Once strictly a dedicated sun'n'fun destination, Eilat is now underpinning a new two-centre market, combined by many foreign visitors with the north of Israel or neighbouring attractions like Petra, in Jordan.
El Al is operating a daily scheduled domestic flight to Eilat to supplement the activities of charter airlines which have dominated traffic to the resort - and has profited from competitors entering the UK market, according to Uri Danor, head of El Al's UK office.
"BMI has fed visitors from Scotland and Ireland into our international departures, and if we could get more slots at Heathrow, a third daily flight to Tel Aviv could be on the cards," he said.
Low cost flights, including those of Thomsonfly from both London and Manchester, have been responsible for an increase of more than 15 per cent in UK visitors alone to 180,000 this year.
Of those, 80 per cent were Jewish, with a new secular "lifestyle" tourist entering the market to boost the secondary pilgrim sector headed for Jerusalem and the Christian sites of the north.
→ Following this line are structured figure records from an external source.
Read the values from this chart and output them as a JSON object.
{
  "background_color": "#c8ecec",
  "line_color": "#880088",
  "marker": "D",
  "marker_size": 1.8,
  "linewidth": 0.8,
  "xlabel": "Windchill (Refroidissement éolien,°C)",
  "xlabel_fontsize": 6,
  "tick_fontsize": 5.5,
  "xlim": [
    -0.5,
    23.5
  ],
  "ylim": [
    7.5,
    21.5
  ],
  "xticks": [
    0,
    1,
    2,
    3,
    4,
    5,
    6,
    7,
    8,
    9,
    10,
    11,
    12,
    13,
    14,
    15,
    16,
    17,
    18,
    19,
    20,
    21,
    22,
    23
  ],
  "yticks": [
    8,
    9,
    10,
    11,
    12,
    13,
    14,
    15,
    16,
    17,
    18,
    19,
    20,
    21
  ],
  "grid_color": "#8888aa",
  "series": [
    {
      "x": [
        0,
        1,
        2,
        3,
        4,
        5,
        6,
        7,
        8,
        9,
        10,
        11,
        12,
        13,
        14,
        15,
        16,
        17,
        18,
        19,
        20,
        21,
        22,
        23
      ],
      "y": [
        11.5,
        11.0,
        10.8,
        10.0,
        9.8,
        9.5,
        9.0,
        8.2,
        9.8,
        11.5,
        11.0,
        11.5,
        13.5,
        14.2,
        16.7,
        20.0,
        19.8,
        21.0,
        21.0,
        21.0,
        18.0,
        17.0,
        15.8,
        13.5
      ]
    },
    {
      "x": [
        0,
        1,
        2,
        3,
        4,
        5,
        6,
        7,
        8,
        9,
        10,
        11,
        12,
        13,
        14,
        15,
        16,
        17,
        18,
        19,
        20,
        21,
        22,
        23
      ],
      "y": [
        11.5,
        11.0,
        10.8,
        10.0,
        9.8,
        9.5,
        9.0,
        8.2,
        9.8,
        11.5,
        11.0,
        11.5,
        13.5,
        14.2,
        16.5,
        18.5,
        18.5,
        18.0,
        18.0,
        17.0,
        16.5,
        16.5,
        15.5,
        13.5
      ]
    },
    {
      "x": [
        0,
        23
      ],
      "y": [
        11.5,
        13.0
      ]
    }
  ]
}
A detailed analysis of mid-year tourism figures issued in July, by which time 1.7 million arrivals had been recorded for the first seven months of 2008, showed an overall increase of 41 per cent over the same period in 2007, with three times as many day visitors - a factor of returning cruise business.
The Tourism Ministry has been challenged with bringing workers - unused to such numbers following the lean visitor years of the intifada - up to speed, running workshops to improve professionalism in everyone from bus drivers to passport control officers.